Picture on the left brings an example of the high diversity of species we observe on the Atlantic Rainforest in Brazil. With more than 500 species in the area, its a hotspot of diversity.
Historically, Pleistocene glacial cycles caused pronounced fluctuations in sea level that strongly impacted connectivity among coastal rivers. The sea-level retreat created connections between drainages that are isolated today, forming larger paleodrainages (see picture on the right).
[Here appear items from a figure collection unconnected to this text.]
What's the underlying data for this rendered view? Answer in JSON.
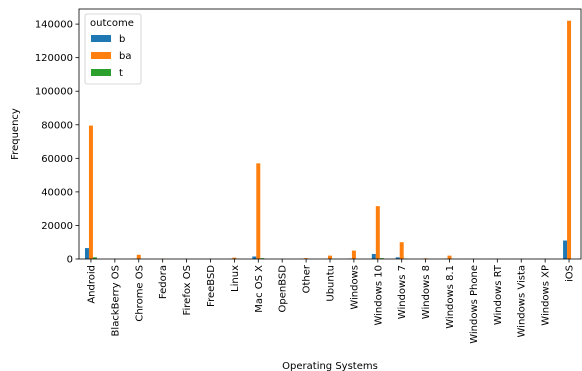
{
  "chart_data": {
    "type": "bar",
    "xlabel": "Operating Systems",
    "ylabel": "Frequency",
    "ylim": [
      0,
      149000
    ],
    "yticks": [
      0,
      20000,
      40000,
      60000,
      80000,
      100000,
      120000,
      140000
    ],
    "ytick_labels": [
      "0",
      "20000",
      "40000",
      "60000",
      "80000",
      "100000",
      "120000",
      "140000"
    ],
    "grid": false,
    "legend": {
      "title": "outcome",
      "placement": "upper left"
    },
    "categories": [
      "Android",
      "BlackBerry OS",
      "Chrome OS",
      "Fedora",
      "Firefox OS",
      "FreeBSD",
      "Linux",
      "Mac OS X",
      "OpenBSD",
      "Other",
      "Ubuntu",
      "Windows",
      "Windows 10",
      "Windows 7",
      "Windows 8",
      "Windows 8.1",
      "Windows Phone",
      "Windows RT",
      "Windows Vista",
      "Windows XP",
      "iOS"
    ],
    "series": [
      {
        "name": "b",
        "color": "#1f77b4",
        "values": [
          6500,
          0,
          200,
          0,
          0,
          0,
          100,
          1500,
          0,
          100,
          100,
          300,
          3000,
          1000,
          50,
          200,
          0,
          0,
          0,
          0,
          11000
        ]
      },
      {
        "name": "ba",
        "color": "#ff7f0e",
        "values": [
          79500,
          100,
          2500,
          200,
          100,
          100,
          800,
          57000,
          100,
          500,
          2000,
          5000,
          31500,
          10000,
          400,
          2000,
          100,
          100,
          100,
          100,
          142000
        ]
      },
      {
        "name": "t",
        "color": "#2ca02c",
        "values": [
          1000,
          0,
          0,
          0,
          0,
          0,
          0,
          500,
          0,
          0,
          0,
          0,
          500,
          200,
          0,
          0,
          0,
          0,
          0,
          0,
          0
        ]
      }
    ]
  }
}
My PhD dissertation at the University of Michigan identified the formation of these paleodrainages during the Pleistocene as the main factor explaining the observed genetic differentiation among populations in a freshwater fish species (Characidae: Hollandichthys multifasciatus) in a biodiversity hotspot – the basins along the Atlantic Rainforest of Brazil (Thomaz et al., 2015; Thomaz and Knowles, 2018). This geographic region is ideal for addressing this question because it is formed by a series of isolated basins where freshwater fish have evolved in long-term isolation with a unique biogeographic history, allowing us to interpret biogeographic breaks in this riverine, coastal fish fauna. However, this rich diversity (> 500 sp.) is not evenly distributed among the coastal basins. Given this evidence, I was curious to observe if this pattern could be linked with genomic diversity in response of sea-level changes. So, going further into the paleodrainages model, I demonstrated that paleodrainages properties have a direct effect on genomic diversity observed within paleodrainages (Thomaz et al., 2017). However, to clarify the congruency in which the ichthyofauna community is responding to these sea-level changes, I studied how the interaction between geography in coastal areas and species’ ecological requirements may promote genetic diversification of organisms at regional scales (Thomaz and Knowles, in review). For this study, I have generated genomic data for four co-occurring species that present contrasting life histories for different river portions (e.g., headwater and lowlands). By applying a comparative phylogeographic approach, I demonstrate that apparent similarity of genetic patterns at the regional scale reflects significant variation in processes occurring at the temporal and local levels, indicating that species with contrasting ecologies responded differently to cyclical changes throughout the Pleistocene.
The effect of landscape properties on patterns of genetic diversity and differentiation is well known for terrestrial organisms thanks to a vast array of tools that have been developed, allowing researchers to model the interaction between genes and space (e.g., isolation by distance, isolation by geography, niche models). However, for riverine environments, which are characterized by a complex dendritic (i.e., treelike) structure, this understanding is still in its infancy. This portion of my research line aims to understand how riverine landscapes and their physical properties structure the genetic diversity of organisms within drainages given that dispersal is potentially affected by a variety of riverine features. This research highlights the importance of incorporating riverine properties into phylogeographic studies more broadly. Theoretically, I use computer simulations to generate expected patterns of genetic variation so the impact of specific river properties on movement patterns of fish species could be discerned (Thomaz et al., 2016). This framework is being currently expanded during my postdoctoral research to incorporate adaptive processes, such as ecologically driven divergence on riverine systems (see picture below). For that, I’m focusing on the distinct local adaptation responses that different spatial environmental heterogeneity scenarios (e.g., temperature, substrate, and watercolor) might generate to build a foundational mechanistic understanding of local adaptation in dendritic environments. Preliminary results indicate the importance of incorporating spatial information in these systems to be able to obtain a signal of local adaptation and estimate the rate of false-positives when performing genome-wide association studies (GWAS).